The students were urged by the Cuban Ambassador to work hard and in a disciplined fashion to achieve their goals and serve their country.

Fernández said the experience of the Cuban people was that education was the most important element in achieving social progress. She emphasised that discipline at the individual and group level was crucial to that process.

Olivene Evans, education officer from the Ministry of Education's Region Five, praised the school leadership at STETHS for exploring study options in Cuba and elsewhere.

“The prospect of funding post-secondary education can be quite daunting, so as such the ministry supports any move, any action that will present our students with additional opportunities to achieve aspirations beyond secondary education level,” Evans said.

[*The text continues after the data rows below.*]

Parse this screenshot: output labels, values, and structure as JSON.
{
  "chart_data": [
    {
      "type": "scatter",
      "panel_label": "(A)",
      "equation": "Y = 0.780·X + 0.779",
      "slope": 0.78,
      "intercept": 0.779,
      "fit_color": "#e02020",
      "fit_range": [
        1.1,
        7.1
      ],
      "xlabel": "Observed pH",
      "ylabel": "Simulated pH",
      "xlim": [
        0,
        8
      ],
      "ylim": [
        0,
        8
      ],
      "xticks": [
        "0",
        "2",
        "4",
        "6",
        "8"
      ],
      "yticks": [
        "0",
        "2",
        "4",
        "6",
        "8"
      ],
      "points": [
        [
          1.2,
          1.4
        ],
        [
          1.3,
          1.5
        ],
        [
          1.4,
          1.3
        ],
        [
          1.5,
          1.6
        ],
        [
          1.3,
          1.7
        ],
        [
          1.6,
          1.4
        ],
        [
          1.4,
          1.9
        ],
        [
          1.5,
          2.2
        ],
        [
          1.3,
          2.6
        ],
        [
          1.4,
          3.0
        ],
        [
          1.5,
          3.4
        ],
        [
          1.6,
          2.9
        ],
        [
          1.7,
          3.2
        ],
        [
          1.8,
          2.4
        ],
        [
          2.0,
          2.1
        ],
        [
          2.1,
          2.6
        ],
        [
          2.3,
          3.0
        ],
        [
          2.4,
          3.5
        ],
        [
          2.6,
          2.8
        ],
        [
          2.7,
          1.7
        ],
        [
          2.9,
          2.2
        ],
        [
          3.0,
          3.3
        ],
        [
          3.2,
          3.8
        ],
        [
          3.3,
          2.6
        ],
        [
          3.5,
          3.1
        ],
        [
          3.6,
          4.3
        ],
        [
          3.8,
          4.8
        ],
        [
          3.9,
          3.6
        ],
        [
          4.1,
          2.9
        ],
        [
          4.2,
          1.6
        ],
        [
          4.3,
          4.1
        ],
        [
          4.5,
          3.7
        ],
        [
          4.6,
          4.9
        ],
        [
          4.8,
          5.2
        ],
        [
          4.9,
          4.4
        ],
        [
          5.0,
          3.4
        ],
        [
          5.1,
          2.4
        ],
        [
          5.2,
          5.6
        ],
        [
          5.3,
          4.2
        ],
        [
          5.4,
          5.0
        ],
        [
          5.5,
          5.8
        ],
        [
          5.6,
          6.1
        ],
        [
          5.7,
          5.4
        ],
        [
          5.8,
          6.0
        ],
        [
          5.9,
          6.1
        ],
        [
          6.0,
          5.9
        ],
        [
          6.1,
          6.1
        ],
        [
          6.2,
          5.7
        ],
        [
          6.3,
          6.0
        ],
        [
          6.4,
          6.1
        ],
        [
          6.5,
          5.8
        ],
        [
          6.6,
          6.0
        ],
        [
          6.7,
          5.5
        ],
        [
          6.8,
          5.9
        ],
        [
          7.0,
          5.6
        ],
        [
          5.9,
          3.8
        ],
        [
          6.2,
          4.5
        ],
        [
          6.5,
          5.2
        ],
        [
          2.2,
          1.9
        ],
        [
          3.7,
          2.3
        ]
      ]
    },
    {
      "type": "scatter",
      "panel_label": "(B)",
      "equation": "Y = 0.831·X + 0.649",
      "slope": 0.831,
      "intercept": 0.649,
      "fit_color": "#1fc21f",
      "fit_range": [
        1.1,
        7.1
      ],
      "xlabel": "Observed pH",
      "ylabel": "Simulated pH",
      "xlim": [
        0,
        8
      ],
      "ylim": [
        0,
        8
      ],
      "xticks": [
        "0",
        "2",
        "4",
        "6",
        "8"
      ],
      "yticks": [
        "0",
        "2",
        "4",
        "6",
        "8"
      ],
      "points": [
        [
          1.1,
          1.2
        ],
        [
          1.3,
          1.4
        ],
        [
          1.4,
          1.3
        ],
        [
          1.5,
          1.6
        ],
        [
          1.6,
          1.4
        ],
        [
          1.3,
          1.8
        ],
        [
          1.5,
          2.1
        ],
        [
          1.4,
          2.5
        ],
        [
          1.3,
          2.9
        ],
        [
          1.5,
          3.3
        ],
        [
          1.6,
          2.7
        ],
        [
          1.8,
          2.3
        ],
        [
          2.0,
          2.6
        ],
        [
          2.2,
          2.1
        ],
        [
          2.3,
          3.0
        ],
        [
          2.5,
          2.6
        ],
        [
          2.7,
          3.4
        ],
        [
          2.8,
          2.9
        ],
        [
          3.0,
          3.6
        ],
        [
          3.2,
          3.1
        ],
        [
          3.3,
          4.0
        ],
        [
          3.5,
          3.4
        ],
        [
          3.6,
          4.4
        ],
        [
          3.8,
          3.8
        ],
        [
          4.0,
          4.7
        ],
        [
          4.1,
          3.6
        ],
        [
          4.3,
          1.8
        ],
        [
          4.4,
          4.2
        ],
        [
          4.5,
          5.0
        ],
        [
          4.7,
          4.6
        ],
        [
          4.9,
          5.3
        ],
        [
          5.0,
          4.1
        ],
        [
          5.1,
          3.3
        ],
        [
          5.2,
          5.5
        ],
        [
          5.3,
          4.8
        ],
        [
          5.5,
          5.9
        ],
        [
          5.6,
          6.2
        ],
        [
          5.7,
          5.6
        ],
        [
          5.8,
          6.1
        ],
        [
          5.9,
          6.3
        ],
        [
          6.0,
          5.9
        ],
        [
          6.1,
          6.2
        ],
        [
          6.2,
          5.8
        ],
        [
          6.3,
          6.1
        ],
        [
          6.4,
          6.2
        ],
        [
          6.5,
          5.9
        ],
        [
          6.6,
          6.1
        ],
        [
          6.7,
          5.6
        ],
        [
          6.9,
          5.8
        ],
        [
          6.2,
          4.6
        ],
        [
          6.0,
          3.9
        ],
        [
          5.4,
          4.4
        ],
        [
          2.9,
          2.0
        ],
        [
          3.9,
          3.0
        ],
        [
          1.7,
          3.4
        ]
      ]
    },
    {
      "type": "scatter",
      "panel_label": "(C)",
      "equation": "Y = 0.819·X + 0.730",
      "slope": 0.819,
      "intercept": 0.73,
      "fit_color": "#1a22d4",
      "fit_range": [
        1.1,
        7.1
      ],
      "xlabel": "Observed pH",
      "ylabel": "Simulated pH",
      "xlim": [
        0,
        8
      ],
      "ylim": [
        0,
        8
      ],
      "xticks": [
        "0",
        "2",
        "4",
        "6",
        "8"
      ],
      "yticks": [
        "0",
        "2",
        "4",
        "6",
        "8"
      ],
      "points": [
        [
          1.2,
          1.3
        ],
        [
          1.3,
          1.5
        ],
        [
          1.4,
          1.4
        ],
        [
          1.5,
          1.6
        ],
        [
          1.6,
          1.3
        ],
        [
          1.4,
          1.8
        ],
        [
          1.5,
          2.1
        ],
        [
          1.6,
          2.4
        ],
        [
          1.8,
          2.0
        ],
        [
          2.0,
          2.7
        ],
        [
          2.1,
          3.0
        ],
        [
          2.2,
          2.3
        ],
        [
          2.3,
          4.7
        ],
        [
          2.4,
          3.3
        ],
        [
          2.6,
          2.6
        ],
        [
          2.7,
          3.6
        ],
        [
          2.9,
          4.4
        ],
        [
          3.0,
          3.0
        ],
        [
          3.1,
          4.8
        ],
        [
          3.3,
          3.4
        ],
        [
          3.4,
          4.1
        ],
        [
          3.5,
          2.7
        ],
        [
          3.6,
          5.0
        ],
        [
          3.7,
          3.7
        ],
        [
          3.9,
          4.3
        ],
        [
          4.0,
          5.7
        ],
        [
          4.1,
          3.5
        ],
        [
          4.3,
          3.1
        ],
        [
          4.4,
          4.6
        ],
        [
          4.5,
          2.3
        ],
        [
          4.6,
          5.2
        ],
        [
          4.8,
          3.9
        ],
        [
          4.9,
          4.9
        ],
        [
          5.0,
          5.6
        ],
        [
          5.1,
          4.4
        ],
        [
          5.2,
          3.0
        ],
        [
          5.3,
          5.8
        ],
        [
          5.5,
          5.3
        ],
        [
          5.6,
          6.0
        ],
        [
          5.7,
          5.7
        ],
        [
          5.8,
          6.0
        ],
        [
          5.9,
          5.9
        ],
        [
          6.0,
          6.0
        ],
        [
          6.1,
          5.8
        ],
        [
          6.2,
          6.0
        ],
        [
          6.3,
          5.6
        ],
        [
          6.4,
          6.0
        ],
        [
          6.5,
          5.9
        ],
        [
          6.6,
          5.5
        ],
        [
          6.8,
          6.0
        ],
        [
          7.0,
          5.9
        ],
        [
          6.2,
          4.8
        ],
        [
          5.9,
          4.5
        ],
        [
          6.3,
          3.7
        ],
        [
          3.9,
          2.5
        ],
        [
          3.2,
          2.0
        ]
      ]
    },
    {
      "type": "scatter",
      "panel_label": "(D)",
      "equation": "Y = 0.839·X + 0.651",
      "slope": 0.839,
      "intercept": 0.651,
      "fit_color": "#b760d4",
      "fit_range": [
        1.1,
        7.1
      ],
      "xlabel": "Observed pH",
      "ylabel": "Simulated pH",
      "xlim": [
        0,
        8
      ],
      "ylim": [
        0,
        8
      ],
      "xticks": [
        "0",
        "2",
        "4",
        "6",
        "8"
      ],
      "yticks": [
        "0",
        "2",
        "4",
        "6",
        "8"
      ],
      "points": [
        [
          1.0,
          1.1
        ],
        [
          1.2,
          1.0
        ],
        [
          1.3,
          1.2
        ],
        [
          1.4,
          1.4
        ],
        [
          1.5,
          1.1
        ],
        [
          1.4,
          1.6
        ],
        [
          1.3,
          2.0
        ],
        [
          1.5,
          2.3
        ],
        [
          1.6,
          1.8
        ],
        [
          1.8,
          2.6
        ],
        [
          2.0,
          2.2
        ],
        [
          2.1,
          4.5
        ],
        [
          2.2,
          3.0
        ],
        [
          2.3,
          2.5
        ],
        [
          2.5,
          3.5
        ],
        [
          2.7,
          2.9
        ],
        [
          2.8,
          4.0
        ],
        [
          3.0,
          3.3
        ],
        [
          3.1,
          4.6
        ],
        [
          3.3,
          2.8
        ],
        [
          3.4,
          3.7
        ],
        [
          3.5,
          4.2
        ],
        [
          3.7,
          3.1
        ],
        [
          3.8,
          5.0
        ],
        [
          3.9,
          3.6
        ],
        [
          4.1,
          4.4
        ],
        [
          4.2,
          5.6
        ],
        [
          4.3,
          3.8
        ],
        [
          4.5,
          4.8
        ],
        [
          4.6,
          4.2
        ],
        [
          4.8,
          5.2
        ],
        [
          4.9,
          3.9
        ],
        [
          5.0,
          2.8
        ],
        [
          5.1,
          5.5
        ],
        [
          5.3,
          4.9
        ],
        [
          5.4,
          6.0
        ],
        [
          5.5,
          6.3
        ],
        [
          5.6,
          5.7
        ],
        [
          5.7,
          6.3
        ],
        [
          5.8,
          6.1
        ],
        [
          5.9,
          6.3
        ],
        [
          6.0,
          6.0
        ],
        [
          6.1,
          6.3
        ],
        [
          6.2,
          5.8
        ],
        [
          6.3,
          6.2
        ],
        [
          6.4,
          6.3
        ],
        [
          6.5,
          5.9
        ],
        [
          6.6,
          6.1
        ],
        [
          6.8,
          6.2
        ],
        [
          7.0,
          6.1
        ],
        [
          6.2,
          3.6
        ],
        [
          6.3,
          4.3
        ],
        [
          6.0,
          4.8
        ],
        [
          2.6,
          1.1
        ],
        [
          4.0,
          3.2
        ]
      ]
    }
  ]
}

The students, almost all from Grade Eleven and Sixth Form, also learnt of Cuba's supportive approach to fellow Third World countries and its insistence on a proud, independent path since the Fidel Castro-led revolution of the 1950s, despite huge challenges including a trade blockade by the United States.

In response to questions from teachers, including STETHS principal Keith Wellington, Fernández explained that Cuba's consistent policy of solidarity and support for others was based on principle and goodwill to all.

For decades Cuba has vigorously supported health and education throughout Africa, Latin America and the Caribbean by sending trained doctors, teachers and other professionals to those countries which request assistance.

Three Jamaican schools: Jose Marti Technical High School, Garvey Maceo High School, and GC Foster College, were gifts from Cuba in the 1970s.

Cuba has also gained wide acclaim for its pivotal role in the liberation struggles of Southern Africa in the 1970s and 80s — suffering heavy loss of life in the process. Thousands of Cuban troops famously halted and repulsed an invasion of Angola by racist, apartheid South Africa. It was a victory which not only led to the liberation of Angola but which, analysts say, hastened the collapse of apartheid in South Africa and colonialism in the wider region.